• Geminivirus;
  • mastrevirus;
  • curtovirus;
  • begomovirus;
  • Bemisia tabaci;
  • whitefly;
  • emerging viruses


Geminiviruses form the second largest family of plant viruses, the Geminiviridae, represented by four genera: Mastrevirus, Curtovirus, Topocuvirus and Begomovirus. During the last two decades these viruses have emerged as devastating pathogens, particularly in the tropics and subtropics, causing huge economic losses and threatening crop production. Epidemics caused by re-emerging and newly emerging geminiviruses are becoming frequent even in regions that were earlier free from these viruses. Compared to mastreviruses and curtoviruses, begomoviruses have emerged as more serious problems in a variety of crops, for example, cassava, cotton, grain legumes and vegetables. Major contributory factors for the emergence and spread of new geminivirus diseases are the evolution of variants of the viruses, the appearance of the whitefly ‘B’ biotype and the increase in the vector population. Variability in geminiviruses has arisen through mutations, recombination and pseudorecombination. Genomic recombination in geminiviruses, not only between the variants of the same virus but also between species and even between genera, has resulted in rapid diversification.

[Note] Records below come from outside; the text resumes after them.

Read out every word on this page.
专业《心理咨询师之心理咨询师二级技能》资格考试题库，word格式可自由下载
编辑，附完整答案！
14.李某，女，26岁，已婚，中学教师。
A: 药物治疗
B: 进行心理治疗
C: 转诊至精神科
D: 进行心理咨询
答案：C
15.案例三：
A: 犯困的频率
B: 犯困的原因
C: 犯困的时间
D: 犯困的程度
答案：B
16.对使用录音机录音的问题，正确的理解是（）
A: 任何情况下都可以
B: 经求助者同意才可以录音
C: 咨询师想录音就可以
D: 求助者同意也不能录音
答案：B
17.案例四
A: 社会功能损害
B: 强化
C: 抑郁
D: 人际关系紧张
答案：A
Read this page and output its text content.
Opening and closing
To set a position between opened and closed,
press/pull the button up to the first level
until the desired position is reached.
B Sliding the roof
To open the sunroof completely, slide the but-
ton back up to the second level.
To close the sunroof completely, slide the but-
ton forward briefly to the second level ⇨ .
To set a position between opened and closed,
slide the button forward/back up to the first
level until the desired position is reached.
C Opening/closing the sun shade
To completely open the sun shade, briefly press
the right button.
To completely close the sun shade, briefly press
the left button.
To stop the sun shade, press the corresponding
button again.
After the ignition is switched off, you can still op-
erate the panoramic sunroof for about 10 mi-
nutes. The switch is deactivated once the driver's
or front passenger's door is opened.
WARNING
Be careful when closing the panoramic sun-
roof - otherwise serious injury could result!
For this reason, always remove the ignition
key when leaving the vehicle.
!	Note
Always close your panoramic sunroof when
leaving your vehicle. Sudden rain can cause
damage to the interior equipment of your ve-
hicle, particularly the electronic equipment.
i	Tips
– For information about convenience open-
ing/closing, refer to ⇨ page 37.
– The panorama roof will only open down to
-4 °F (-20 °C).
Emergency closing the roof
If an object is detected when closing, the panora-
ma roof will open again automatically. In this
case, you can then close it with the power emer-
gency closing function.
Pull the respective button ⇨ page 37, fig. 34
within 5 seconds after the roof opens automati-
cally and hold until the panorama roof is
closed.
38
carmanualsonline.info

From the disease point of view, most virulent variants have developed through recombination of viral genomes such as those associated with cassava mosaic, cotton leaf curl, and tomato leaf curl diseases. Heterologous recombinants containing parts of the host genome and/or sequences from satellite-like molecules associated with monopartite begomoviruses provide unlimited evolutionary opportunities. Human activity has also played an important role in the emergence of serious geminivirus diseases across the globe, like the changes in cropping systems, the introduction of new crops, the movement of infected planting materials and the introduction of host susceptibility genes through the exchange of germplasm.